Os números são alarmantes e o cenário é assustador. Como afirma a antropóloga Debora Diniz, os corpos marcados ou sem vida são a prova de sua própria precarização, são a prova do poder normalizador que avança pelos corpos para discipliná-los. Diria ainda que são a prova da cultura da violência. Outro grupo que também tem diariamente seus corpos subjugados é a população indígena, ainda submetida a genocídios constantes, à morte subjetiva e objetiva de seus corpos. A cultura da violência, que encontra sua dimensão extrema na morte desses corpos, é o cotidiano da realidade brasileira.

Tortura como problema crônico

Uma prática ainda comum no Brasil é a tortura, sendo esta um dos resquícios do período da ditadura militar que ainda estampa a face do poder repressivo do Estado brasileiro. Calcada na cultura da violência, a tortura segue sendo praticada no país, principalmente nas prisões e delegacias brasileiras, de acordo com a Organização Human Rights Watch.

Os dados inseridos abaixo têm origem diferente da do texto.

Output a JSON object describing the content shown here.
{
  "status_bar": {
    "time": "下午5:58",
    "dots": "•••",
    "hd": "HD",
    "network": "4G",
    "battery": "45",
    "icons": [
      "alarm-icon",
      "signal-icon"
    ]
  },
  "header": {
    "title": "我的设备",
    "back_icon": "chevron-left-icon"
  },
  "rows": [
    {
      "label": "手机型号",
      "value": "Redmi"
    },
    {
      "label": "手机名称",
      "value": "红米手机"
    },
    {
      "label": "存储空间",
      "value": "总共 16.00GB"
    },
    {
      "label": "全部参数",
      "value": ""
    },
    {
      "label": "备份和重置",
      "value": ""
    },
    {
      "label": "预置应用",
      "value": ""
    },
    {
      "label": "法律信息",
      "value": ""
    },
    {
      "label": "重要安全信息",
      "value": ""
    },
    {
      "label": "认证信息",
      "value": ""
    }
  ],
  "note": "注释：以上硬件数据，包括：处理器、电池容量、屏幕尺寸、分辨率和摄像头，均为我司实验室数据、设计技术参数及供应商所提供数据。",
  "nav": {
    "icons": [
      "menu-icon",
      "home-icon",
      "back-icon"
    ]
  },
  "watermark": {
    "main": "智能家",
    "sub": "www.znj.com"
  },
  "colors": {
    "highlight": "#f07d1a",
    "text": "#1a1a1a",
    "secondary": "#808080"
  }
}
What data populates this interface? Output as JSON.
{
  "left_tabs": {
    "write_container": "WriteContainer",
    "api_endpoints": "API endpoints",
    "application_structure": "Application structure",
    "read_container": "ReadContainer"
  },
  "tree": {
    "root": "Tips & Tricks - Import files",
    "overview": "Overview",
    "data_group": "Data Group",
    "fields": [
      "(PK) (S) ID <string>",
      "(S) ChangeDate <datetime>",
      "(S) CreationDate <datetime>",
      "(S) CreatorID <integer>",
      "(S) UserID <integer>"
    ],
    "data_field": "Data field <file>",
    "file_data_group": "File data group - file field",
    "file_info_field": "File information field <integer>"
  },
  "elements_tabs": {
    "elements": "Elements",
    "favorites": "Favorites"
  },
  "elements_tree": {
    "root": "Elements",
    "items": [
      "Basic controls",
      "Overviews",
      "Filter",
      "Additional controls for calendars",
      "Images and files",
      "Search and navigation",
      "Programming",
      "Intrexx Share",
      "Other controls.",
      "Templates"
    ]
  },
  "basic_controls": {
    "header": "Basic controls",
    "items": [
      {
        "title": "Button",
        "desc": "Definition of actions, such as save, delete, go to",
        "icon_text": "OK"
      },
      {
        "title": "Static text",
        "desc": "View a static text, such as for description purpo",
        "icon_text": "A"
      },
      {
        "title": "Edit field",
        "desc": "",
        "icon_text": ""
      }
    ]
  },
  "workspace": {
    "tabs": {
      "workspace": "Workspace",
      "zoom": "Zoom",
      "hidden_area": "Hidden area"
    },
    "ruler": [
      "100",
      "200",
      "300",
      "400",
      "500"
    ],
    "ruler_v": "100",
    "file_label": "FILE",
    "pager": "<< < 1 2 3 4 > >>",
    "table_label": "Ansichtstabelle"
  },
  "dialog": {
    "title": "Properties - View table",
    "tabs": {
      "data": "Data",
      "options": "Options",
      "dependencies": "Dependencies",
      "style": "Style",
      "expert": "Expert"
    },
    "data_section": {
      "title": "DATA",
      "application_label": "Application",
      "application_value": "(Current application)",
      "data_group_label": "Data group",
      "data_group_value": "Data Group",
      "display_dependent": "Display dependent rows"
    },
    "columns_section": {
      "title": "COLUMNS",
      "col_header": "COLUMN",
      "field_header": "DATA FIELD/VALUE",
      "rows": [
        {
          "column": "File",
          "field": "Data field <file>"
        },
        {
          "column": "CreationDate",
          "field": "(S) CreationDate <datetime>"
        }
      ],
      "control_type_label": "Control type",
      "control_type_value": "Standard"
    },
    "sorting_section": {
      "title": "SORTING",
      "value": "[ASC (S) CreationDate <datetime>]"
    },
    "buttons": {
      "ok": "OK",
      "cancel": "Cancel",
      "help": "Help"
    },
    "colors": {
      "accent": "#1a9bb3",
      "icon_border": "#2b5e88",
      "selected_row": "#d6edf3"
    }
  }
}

Em recente relatório, publicado em 2014, a organização afirmou que as autoridades que cometem abusos contra detentos “raramente são levados à Justiça”, citando a condenação de 48 policiais pela morte de detentos na prisão paulista de Carandiru como uma exceção.

A ONG fez duras críticas à impunidade das autoridades policiais brasileiras que se envolvem em práticas abusivas e continuam impunes, classificando o problema como “grave”. De fato, a impunidade pode servir de motor para a perpetuação da cultura da violência por meio de práticas abusivas. Outro relatório publicado em 2016, realizado pelo relator especial em tortura da Organização das Nações Unidas (ONU), atesta que a tortura ainda é uma prática recorrente no Brasil. A tortura não é um problema isolado no país, conclui o relator, sendo uma prática difusa praticada pelo braço repressivo do Estado.

A violência no Brasil, para além dos altos índices de criminalidade, é elevada a uma espécie de razão de Estado. Não conseguimos ainda superar o ranço da ditadura militar e construir uma visão comum de que não é mais possível que ocorram abusos por parte do Estado. Prova disso é o fato de não termos aprimorado no plano jurídico uma Justiça de Transição capaz de punir os torturadores da ditadura, fato este que ocorreu em muitos dos países latino-americanos que também passaram por regimes de exceção. Nesse sentido, a única forma de romper com este ciclo é problematizar a questão. A cultura da violência deve ser problematizada, discutida, contestada, seja em escolas ou em faculdades, nos espaços públicos e privados. É a partir disso que será possível aprimorar o senso ético sobre essa prática.

Thiago Burckhart é estudante de Direito.